Department of Gynecology and Obstetrics, Technische Universität München, Munich, Germany.
PLoS One. 2013 Apr 8;8(4):e60359. doi: 10.1371/journal.pone.0060359. Print 2013.
HTRA1 is a highly conserved serine protease which has been implicated in suppression of epithelial-to-mesenchymal-transition (EMT) and cell motility in breast cancer. Its prognostic relevance for breast cancer is unclear so far. Therefore, we evaluated the impact of HTRA1 mRNA expression on patient outcome using a cohort of 131 breast cancer patients as well as a validation cohort including 2809 publically available data sets. Additionally, we aimed at investigating for the presence of promoter hypermethylation as a mechanism for silencing the HTRA1 gene in breast tumors. HTRA1 downregulation was detected in more than 50% of the breast cancer specimens and was associated with higher tumor stage (p = 0.025). By applying Cox proportional hazard models, we observed favorable overall (OS) and disease-free survival (DFS) related to high HTRA1 expression (HR = 0.45 [CI 0.23-0.90], p = 0.023; HR = 0.55 [CI 0.32-0.94], p = 0.028, respectively), with even more pronounced impact in node-positive patients (HR = 0.21 [CI 0.07-0.63], p = 0.006; HR = 0.29 [CI 0.13-0.65], p = 0.002, respectively). Moreover, HTRA1 remained a statistically significant factor predicting DFS among established clinical parameters in the multivariable analysis. Its impact on patient outcome was independently confirmed in the validation set (for relapse-free survival (n = 2809): HR = 0.79 [CI 0.7-0.9], log-rank p = 0.0003; for OS (n = 971): HR = 0.63 [CI 0.48-0.83], log-rank p = 0.0009). In promoter analyses, we in fact detected methylation of HTRA1 in a small subset of breast cancer specimens (two out of a series of 12), and in MCF-7 breast cancer cells which exhibited 22-fold lower HTRA1 mRNA expression levels compared to unmethylated MDA-MB-231 cells.

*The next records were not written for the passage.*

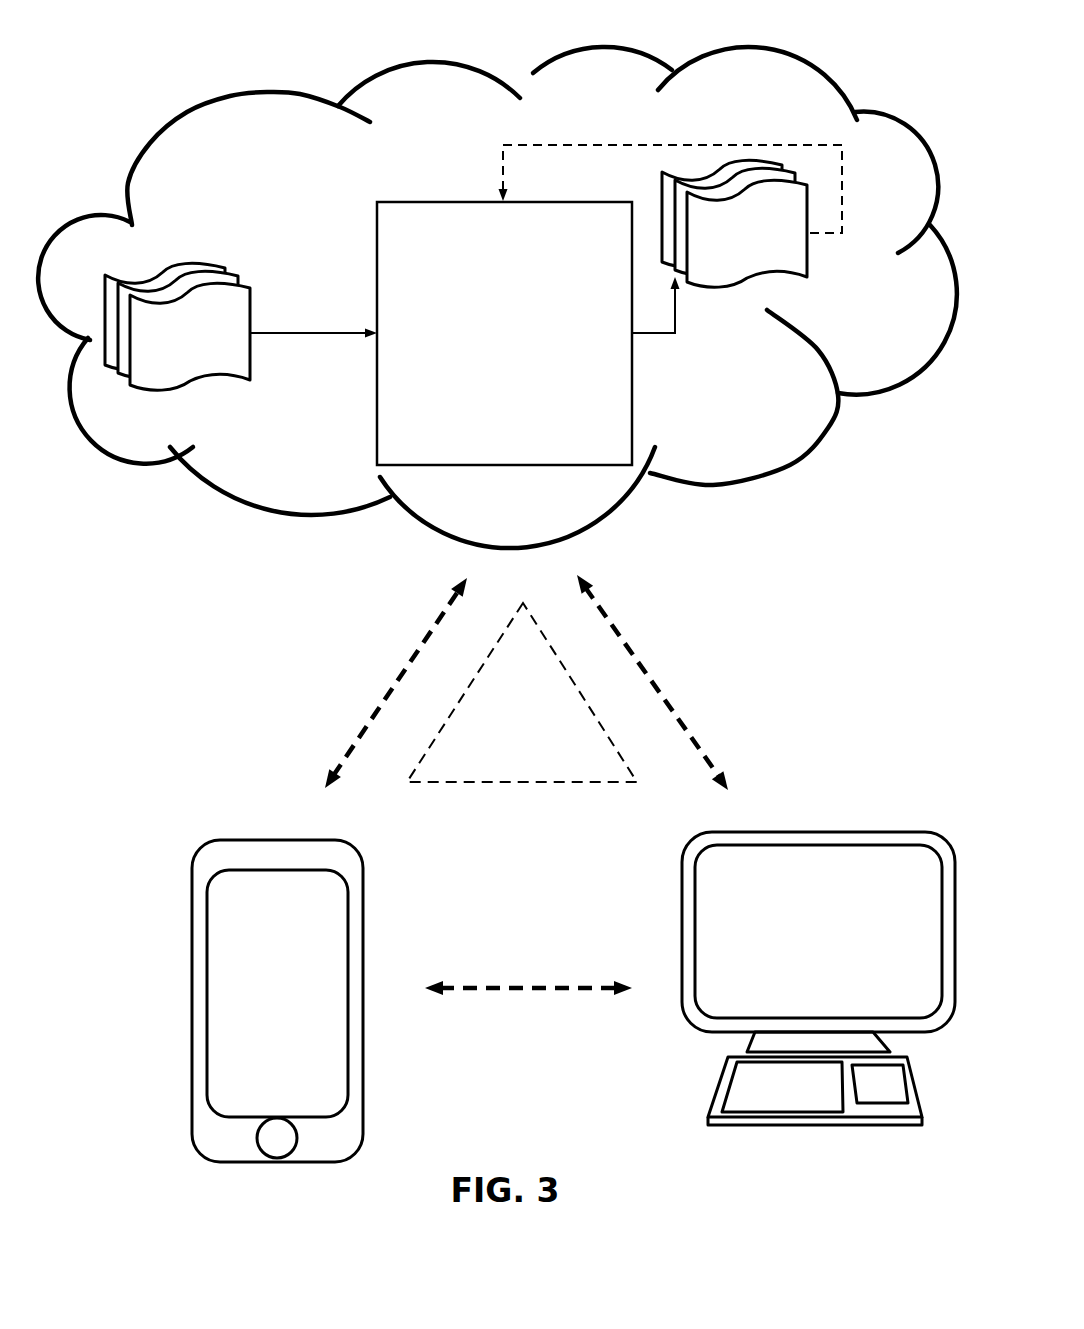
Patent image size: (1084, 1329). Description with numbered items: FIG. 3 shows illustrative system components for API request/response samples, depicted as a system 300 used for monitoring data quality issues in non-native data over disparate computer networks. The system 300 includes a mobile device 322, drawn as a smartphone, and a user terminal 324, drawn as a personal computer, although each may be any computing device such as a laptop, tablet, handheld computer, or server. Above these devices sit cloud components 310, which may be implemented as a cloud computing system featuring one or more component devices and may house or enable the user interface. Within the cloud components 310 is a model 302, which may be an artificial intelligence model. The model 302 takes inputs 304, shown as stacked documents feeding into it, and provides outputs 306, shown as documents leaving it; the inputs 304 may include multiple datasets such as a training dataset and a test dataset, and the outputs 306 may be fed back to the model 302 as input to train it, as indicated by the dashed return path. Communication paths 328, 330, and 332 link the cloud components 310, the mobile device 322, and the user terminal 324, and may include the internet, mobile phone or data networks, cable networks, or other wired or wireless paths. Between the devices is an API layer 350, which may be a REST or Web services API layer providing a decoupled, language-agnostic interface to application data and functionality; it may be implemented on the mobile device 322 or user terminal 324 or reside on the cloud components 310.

The system 300 is at (482, 43).
The model 302 is at (487, 348).
The inputs 304 is at (198, 258).
The outputs 306 is at (785, 265).
The cloud components 310 is at (804, 108).
The mobile device 322 is at (262, 812).
The user terminal 324 is at (812, 823).
The communication path 328 is at (350, 668).
The communication path 330 is at (734, 636).
The communication path 332 is at (520, 958).
The API layer 350 is at (507, 720).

In conclusion, we show that downregulation of HTRA1 is associated with shorter patient survival, particularly in node-positive breast cancer. Since HTRA1 loss was demonstrated to induce EMT and cancer cell invasion, these patients might benefit from demethylating agents or histone deacetylase inhibitors previously reported to lead to HTRA1 upregulation, or from novel small-molecule inhibitors targeting EMT-related processes.

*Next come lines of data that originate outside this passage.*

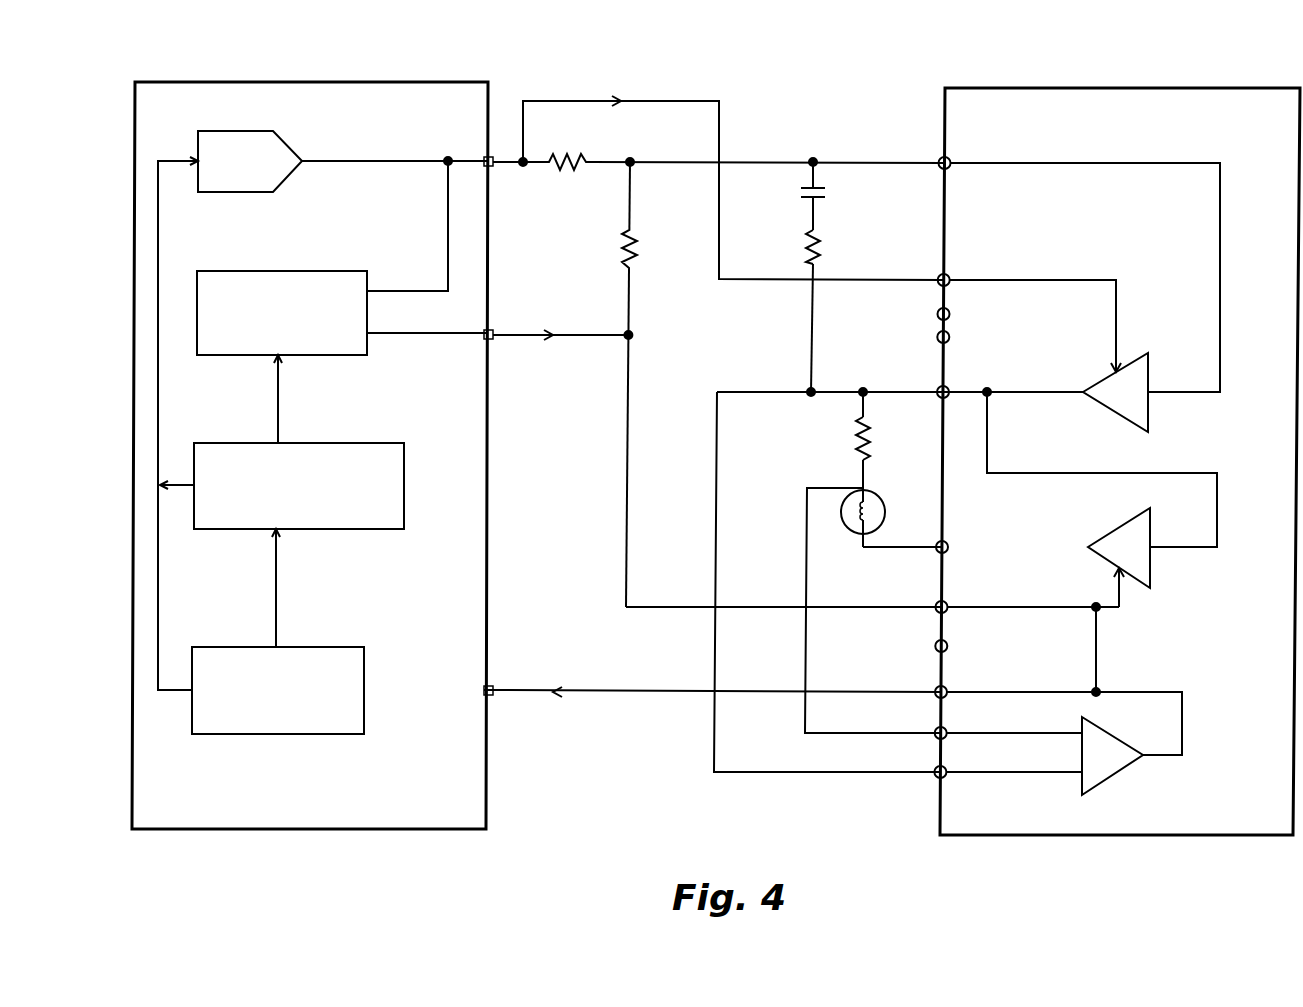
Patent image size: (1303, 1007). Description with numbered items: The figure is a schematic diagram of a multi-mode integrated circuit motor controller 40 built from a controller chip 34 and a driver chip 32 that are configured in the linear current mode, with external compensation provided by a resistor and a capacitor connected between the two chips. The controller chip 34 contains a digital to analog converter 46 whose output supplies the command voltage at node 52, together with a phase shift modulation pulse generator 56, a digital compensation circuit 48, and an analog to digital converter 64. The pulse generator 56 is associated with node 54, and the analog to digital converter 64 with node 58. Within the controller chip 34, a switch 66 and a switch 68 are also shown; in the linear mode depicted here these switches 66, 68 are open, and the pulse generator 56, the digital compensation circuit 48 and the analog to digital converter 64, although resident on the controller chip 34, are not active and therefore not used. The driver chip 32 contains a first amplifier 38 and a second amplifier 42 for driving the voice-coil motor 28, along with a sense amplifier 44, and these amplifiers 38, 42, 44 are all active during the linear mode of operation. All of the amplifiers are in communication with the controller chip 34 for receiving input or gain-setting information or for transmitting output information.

The multi-mode integrated circuit motor controller 40 is at (150, 60).
The controller chip 34 is at (437, 82).
The digital to analog converter (DAC) 46 is at (233, 131).
The phase shift modulation (PSM) pulse generator 56 is at (330, 271).
The switch 66 is at (395, 291).
The switch 68 is at (402, 333).
The node 52 is at (492, 167).
The node 54 is at (492, 339).
The node 58 is at (492, 696).
The digital compensation circuit 48 is at (350, 529).
The analog to digital converter (ADC) 64 is at (343, 647).
The driver chip 32 is at (1262, 72).
The first amplifier 38 is at (1148, 418).
The second amplifier 42 is at (1150, 572).
The sense amplifier 44 is at (1110, 780).
The voice-coil motor (VCM) 28 is at (882, 500).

HTRA1 是一种高度保守的丝氨酸蛋白酶,已被证明可抑制乳腺癌中的上皮-间充质转化(EMT)和细胞迁移。其对乳腺癌的预后相关性目前尚不清楚。因此,我们使用包含 131 例乳腺癌患者的队列以及包含 2809 个公共数据集的验证队列,评估了 HTRA1 mRNA 表达对患者预后的影响。此外,我们旨在研究启动子超甲基化是否是导致乳腺癌中 HTRA1 基因沉默的机制。我们在超过 50%的乳腺癌标本中检测到 HTRA1 下调,且与更高的肿瘤分期相关(p=0.025)。通过应用 Cox 比例风险模型,我们观察到高 HTRA1 表达与总生存(OS)和无病生存(DFS)相关(HR=0.45[CI 0.23-0.90],p=0.023;HR=0.55[CI 0.32-0.94],p=0.028),在淋巴结阳性患者中影响更为显著(HR=0.21[CI 0.07-0.63],p=0.006;HR=0.29[CI 0.13-0.65],p=0.002)。此外,在多变量分析中,HTRA1 仍然是预测DFS 的统计学显著因素,独立于既定临床参数。在验证组中,HTRA1 对患者预后的影响得到了独立证实(无复发生存率(n=2809):HR=0.79[CI 0.7-0.9],对数秩检验 p=0.0003;OS(n=971):HR=0.63[CI 0.48-0.83],对数秩检验 p=0.0009)。在启动子分析中,我们实际上在一小部分乳腺癌标本(12 个系列中的 2 个)中检测到 HTRA1 的甲基化,并且在 MCF-7 乳腺癌细胞中检测到 HTRA1 mRNA 表达水平比未甲基化的 MDA-MB-231 细胞低 22 倍。总之,我们表明 HTRA1 的下调与患者生存时间缩短相关,特别是在淋巴结阳性的乳腺癌中。由于 HTRA1 缺失已被证明可诱导 EMT 和癌细胞侵袭,因此这些患者可能受益于先前报道可导致 HTRA1 上调的去甲基化剂或组蛋白去乙酰化酶抑制剂,或受益于针对 EMT 相关过程的新型小分子抑制剂。